We gave it an A-
With Final Fantasy XV right around the corner, it’s a fitting time to revisit many of the aspects that have made Final Fantasy such an enduring and iconic series. Developers Square Enix and Tose are doing just that with World of Final Fantasy, a game that serves as a love letter to the franchise’s 28-year legacy of fantastical worlds, creatures, magic, memorable characters, and most importantly, relatable moral quandaries.
World of Final Fantasy, out Tuesday, is set in Grymoire, a land populated by Final Fantasy characters and monsters, but the narrative that ties them all together is brand new.

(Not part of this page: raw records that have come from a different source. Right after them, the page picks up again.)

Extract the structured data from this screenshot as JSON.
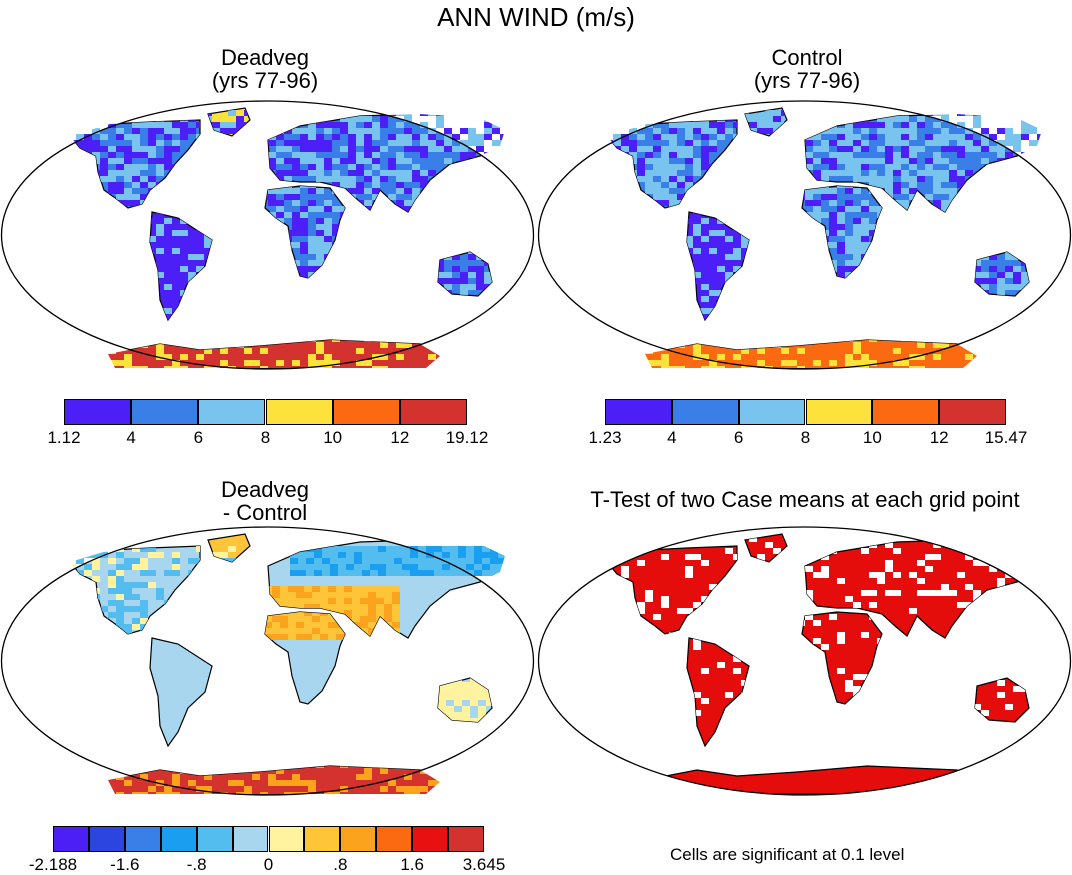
{
  "title": "ANN WIND (m/s)",
  "panels": {
    "deadveg": {
      "title_line1": "Deadveg",
      "title_line2": "(yrs 77-96)"
    },
    "control": {
      "title_line1": "Control",
      "title_line2": "(yrs 77-96)"
    },
    "diff": {
      "title_line1": "Deadveg",
      "title_line2": "- Control"
    },
    "ttest": {
      "title": "T-Test of two Case means at each grid point",
      "note": "Cells are significant at 0.1 level"
    }
  },
  "chart_data": [
    {
      "type": "heatmap",
      "name": "deadveg",
      "title": "Deadveg (yrs 77-96)",
      "colorbar_labels": [
        "1.12",
        "4",
        "6",
        "8",
        "10",
        "12",
        "19.12"
      ],
      "colorbar_colors": [
        "#4b1ff5",
        "#3a7ee8",
        "#79c3ef",
        "#fde23c",
        "#fb6a10",
        "#d3322e"
      ]
    },
    {
      "type": "heatmap",
      "name": "control",
      "title": "Control (yrs 77-96)",
      "colorbar_labels": [
        "1.23",
        "4",
        "6",
        "8",
        "10",
        "12",
        "15.47"
      ],
      "colorbar_colors": [
        "#4b1ff5",
        "#3a7ee8",
        "#79c3ef",
        "#fde23c",
        "#fb6a10",
        "#d3322e"
      ]
    },
    {
      "type": "heatmap",
      "name": "difference",
      "title": "Deadveg - Control",
      "colorbar_labels": [
        "-2.188",
        "-1.6",
        "-.8",
        "0",
        ".8",
        "1.6",
        "3.645"
      ],
      "colorbar_colors": [
        "#4b1ff5",
        "#2d45e0",
        "#3a7ee8",
        "#1a9ff0",
        "#54bdf0",
        "#a8d6ef",
        "#fff3a0",
        "#fec538",
        "#fca31e",
        "#fb6a10",
        "#e81010",
        "#d3322e"
      ]
    },
    {
      "type": "heatmap",
      "name": "t-test",
      "title": "T-Test of two Case means at each grid point",
      "significance_level": 0.1,
      "colorbar_colors": [
        "#e50c0c"
      ]
    }
  ]
}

Siblings Lann and Reynn drive the fresh story, which follows them as they struggle with a case of amnesia in the strange and magical land. The brother-and-sister duo set out to discover their past and how they fit into a prophecy passed down for generations. Both characters have odd tattoos on their arms that at first seem fashion-driven, but later turn out to be key to harnessing the power to control monsters, called Mirages.

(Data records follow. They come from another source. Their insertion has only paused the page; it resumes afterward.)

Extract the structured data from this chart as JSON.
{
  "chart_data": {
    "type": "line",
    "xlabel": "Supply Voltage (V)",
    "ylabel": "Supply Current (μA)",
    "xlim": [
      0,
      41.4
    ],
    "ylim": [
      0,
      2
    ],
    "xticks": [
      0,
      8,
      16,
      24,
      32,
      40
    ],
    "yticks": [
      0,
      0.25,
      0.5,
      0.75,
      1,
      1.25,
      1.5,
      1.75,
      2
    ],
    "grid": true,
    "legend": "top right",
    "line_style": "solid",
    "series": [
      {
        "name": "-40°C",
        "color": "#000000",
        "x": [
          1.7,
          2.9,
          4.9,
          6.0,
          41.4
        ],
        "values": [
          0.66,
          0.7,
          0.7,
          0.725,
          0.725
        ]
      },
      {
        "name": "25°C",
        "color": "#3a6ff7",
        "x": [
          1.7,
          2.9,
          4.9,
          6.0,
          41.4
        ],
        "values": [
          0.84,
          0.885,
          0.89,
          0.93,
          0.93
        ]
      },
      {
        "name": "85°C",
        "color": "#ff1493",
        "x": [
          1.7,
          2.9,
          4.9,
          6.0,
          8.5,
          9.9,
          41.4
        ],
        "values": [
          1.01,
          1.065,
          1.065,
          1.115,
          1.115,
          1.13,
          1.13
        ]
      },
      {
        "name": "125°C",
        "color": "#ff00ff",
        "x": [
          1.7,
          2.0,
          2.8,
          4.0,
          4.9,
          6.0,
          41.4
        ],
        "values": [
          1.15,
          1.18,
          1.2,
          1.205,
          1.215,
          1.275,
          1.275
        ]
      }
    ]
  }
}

The Mirages offer more than a simple battle challenge. Players can use Lann and Reynn to “Imprism” the various monsters they encounter and make them a part of their fighting team. Think Pokémon; the Imprismed Mirages are held in crystal clear cubes known as Prisms, much like Pokéballs. Each monster can be leveled up in battle, scoring them new abilities, attribute bumps, and the ability to evolve. The stacking system that drives the crux of battle relies on players correctly formatting their chosen Mirages. Stacking allows Lann and Reynn to place small creatures on their head in battle, not only offering an adorable new look in battle, but also combining the attributes and abilities of the character and the chosen creature. On top of that, Lann and Reynn have the ability to switch their own sizing, moving from normal height (Jiant) to the smaller, chibi-like Lilikan, which allows them to stand on top of larger creatures. This stacking mechanic feels overwhelming at first, but it quickly becomes an addicting and clever means to force players to rely on strategy instead of brute strength.

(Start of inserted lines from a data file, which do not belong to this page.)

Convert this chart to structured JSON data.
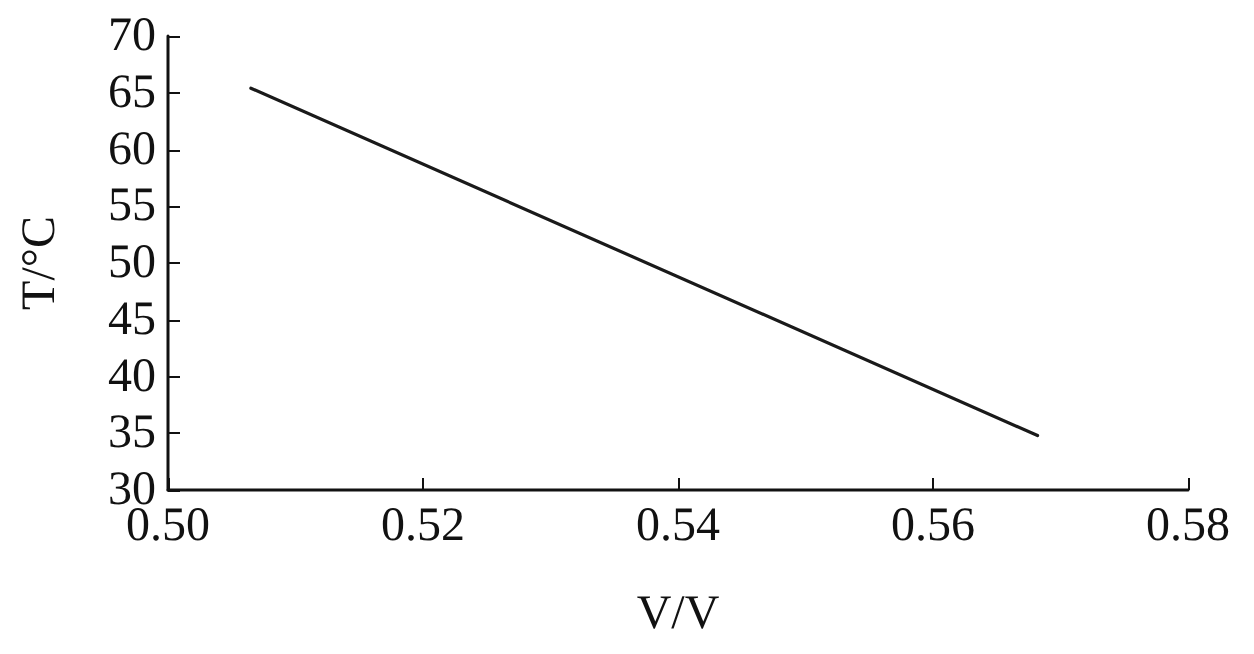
{
  "chart_data": {
    "type": "line",
    "xlabel": "V/V",
    "ylabel": "T/°C",
    "x": [
      0.5065,
      0.5682
    ],
    "series": [
      {
        "color": "#1a1a1a",
        "values": [
          65.4,
          34.8
        ]
      }
    ],
    "xlim": [
      0.5,
      0.58
    ],
    "xticks": [
      {
        "value": 0.5,
        "label": "0.50"
      },
      0.52,
      0.54,
      0.56,
      0.58
    ],
    "ylim": [
      30,
      70
    ],
    "yticks": [
      30,
      35,
      40,
      45,
      50,
      55,
      60,
      65,
      70
    ],
    "grid": false,
    "marker": "none",
    "line_style": "solid"
  }
}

The game’s story harks back to previous Final Fantasy installments with its tone and atmosphere as well as with cameos by iconic characters. Final Fantasy X’s Yuna, Final Fantasy XIII’s Lightning and Final Fantasy VII’s Cloud pop in and out of the scenes, reminding players of the journey’s they’ve experienced outside of the new title without completely taking over the fresh tale. In this way, Lann and Reynn become avatars for the gamer as they vaguely remember bits and pieces of a fantastical world but only cling to the real one they live in. What better way to make the player feel like part of the actual Final Fantasy franchise than to write them in?
Overall, the characters are more lighthearted than those in previous FF titles, and they provide a comedic element to the game, with plenty of cute banter. Sadly, this is also the game’s one major downside; though the complex moral motifs the franchise is known for are present in World of Final Fantasy, the humorous Lann and Reynn fail to bring deep emotion to the game’s darker moments.
The entry isn’t perfect, but this fresh blend of classic Final Fantasy tropes and characters is what makes World of Final Fantasy delicious fun.